Sunday, March 11, 2007

The dynamic collection issue

In text mining you always have a collection of Documents, usually called a corpus, against most operations performs. This corpora is usually used for training in machine learning algorithms. Now we want to use text mining to give feedback to students in English composition, for this we will have a dynamic collection of documents, the student's essays. This collection will be changing its size while students submits their essays, and it should stabilize within a week or so.
There's a number of questions that arise in this case:
  1. Normal courses have anything from 10 to 300+ students. Do the size of the corpus make a big difference when it comes to feedback?
  2. 1 to 10 assignments during a semester is normal, the corpus should include all assignments for feedback or just the collection formed by one assignment?
  3. Somewhat similar to 2. Should we build a big corpus for the feedback or user small ones that groups about topics?
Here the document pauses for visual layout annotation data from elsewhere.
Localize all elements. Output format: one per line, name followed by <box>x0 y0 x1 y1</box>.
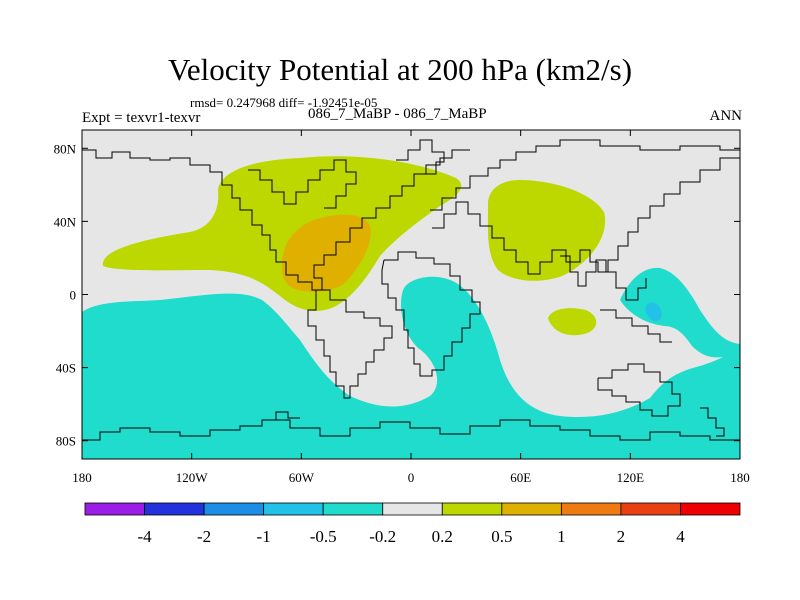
x-tick-label: 60E <box>510 470 531 485</box>
colorbar-swatch <box>560 502 622 516</box>
x-tick-label: 180 <box>730 470 750 485</box>
y-tick-label: 40N <box>54 214 77 229</box>
colorbar-label: 2 <box>617 527 626 546</box>
coastlines <box>82 139 740 441</box>
coastline-antarctica <box>82 419 740 441</box>
experiment-label: Expt = texvr1-texvr <box>82 110 201 126</box>
x-tick-label: 180 <box>72 470 92 485</box>
period-label: ANN <box>709 108 743 124</box>
case-label: 086_7_MaBP - 086_7_MaBP <box>308 106 487 122</box>
coastline-india-se-asia <box>560 255 647 301</box>
axis-ticks <box>81 130 741 459</box>
colorbar-swatch <box>680 502 741 516</box>
colorbar-label: 0.5 <box>491 527 512 546</box>
colorbar-swatch <box>501 502 562 516</box>
chart-title: Velocity Potential at 200 hPa (km2/s) <box>167 52 633 87</box>
coastline-australia <box>597 363 681 417</box>
coastline-greenland <box>396 139 445 175</box>
coastline-antarctic-peninsula <box>266 411 300 421</box>
colorbar: -4 -2 -1 -0.5 -0.2 0.2 0.5 1 2 4 <box>84 502 741 546</box>
contour-region-west-pacific-negative <box>620 267 740 358</box>
stats-text: rmsd= 0.247968 diff= -1.92451e-05 <box>190 95 378 110</box>
y-tick-label: 40S <box>56 361 76 376</box>
y-tick-label: 0 <box>70 288 77 303</box>
colorbar-label: 0.2 <box>432 527 453 546</box>
coastline-north-america-inner <box>248 159 357 209</box>
colorbar-swatch <box>322 502 384 516</box>
coastline-maritime-continent <box>600 309 672 343</box>
x-tick-label: 120W <box>176 470 209 485</box>
colorbar-swatch <box>144 502 205 516</box>
colorbar-swatch <box>620 502 681 516</box>
contour-region-atlantic-strong-positive <box>281 214 371 292</box>
colorbar-label: -4 <box>137 527 152 546</box>
y-tick-label: 80S <box>56 434 76 449</box>
colorbar-swatch <box>203 502 265 516</box>
colorbar-label: -0.5 <box>310 527 337 546</box>
y-tick-label: 80N <box>54 141 77 156</box>
colorbar-swatch <box>263 502 324 516</box>
x-tick-label: 120E <box>617 470 645 485</box>
coastline-africa <box>381 251 481 377</box>
colorbar-label: -1 <box>257 527 271 546</box>
contour-region-indian-ocean-positive <box>548 308 597 336</box>
colorbar-swatch <box>382 502 443 516</box>
coastline-south-america <box>307 289 393 399</box>
contour-region-west-pacific-strong-negative <box>645 302 662 322</box>
coastline-north-america <box>82 149 470 291</box>
axis-labels: 180 120W 60W 0 60E 120E 180 80N 40N 0 40S 80S <box>54 141 750 485</box>
contour-region-atlantic-positive <box>102 156 462 311</box>
colorbar-label: -0.2 <box>369 527 396 546</box>
coastline-new-zealand <box>700 407 725 437</box>
colorbar-swatch <box>441 502 503 516</box>
colorbar-label: 4 <box>676 527 685 546</box>
x-tick-label: 60W <box>289 470 315 485</box>
colorbar-label: 1 <box>557 527 566 546</box>
colorbar-swatch <box>84 502 145 516</box>
colorbar-label: -2 <box>197 527 211 546</box>
x-tick-label: 0 <box>408 470 415 485</box>
contour-region-southern-negative <box>82 276 740 459</box>
coastline-eurasia <box>430 139 740 275</box>
contour-region-asia-positive <box>487 180 606 281</box>
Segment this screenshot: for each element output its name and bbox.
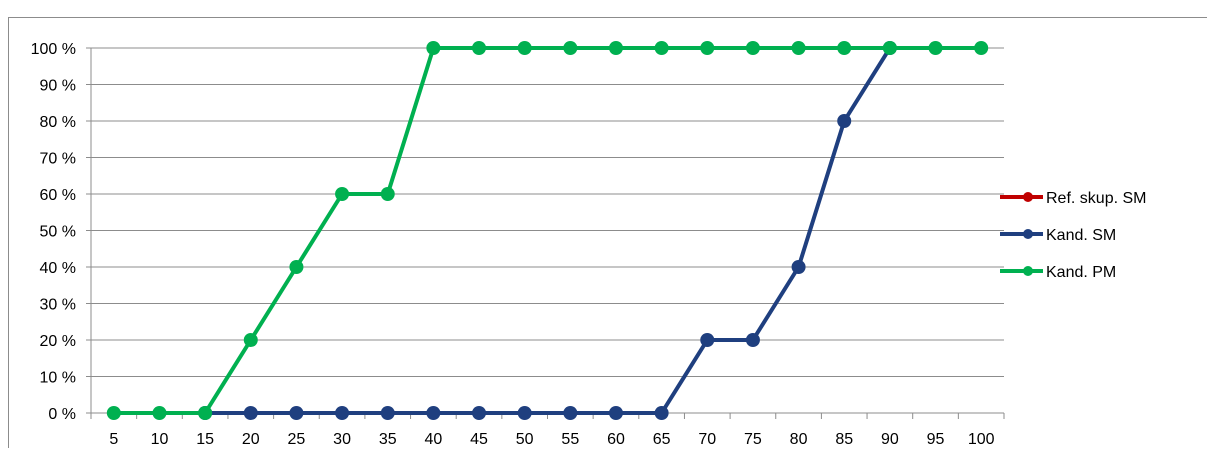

  4. The calculation of several statistical techniques are prohibitive within an online interactive environment due the size of the term/document matrix. This implies that we have to do some feature selection before calculating principal components. A lot of questions arise from this issue:
    1. How many features are needed for student feedback?
    2. As the collection changes, what do we do with new features? Do we calculate everything again?
    3. Do we have different importance for features that comes from training than those that comes from the students essays, how do the express that difference?
  5. How can we build a model that reflects all this issues so we can compare and answer all these questions?
Well, these are the questions, by now I'll start coding in the simplest way so we can see what the system shows.
A little problem with Sakai is that now in version 2.3.1 resources are not getting indexed in their whole content, don't know why. By now I will try to make a document about what is getting indexed and what is not.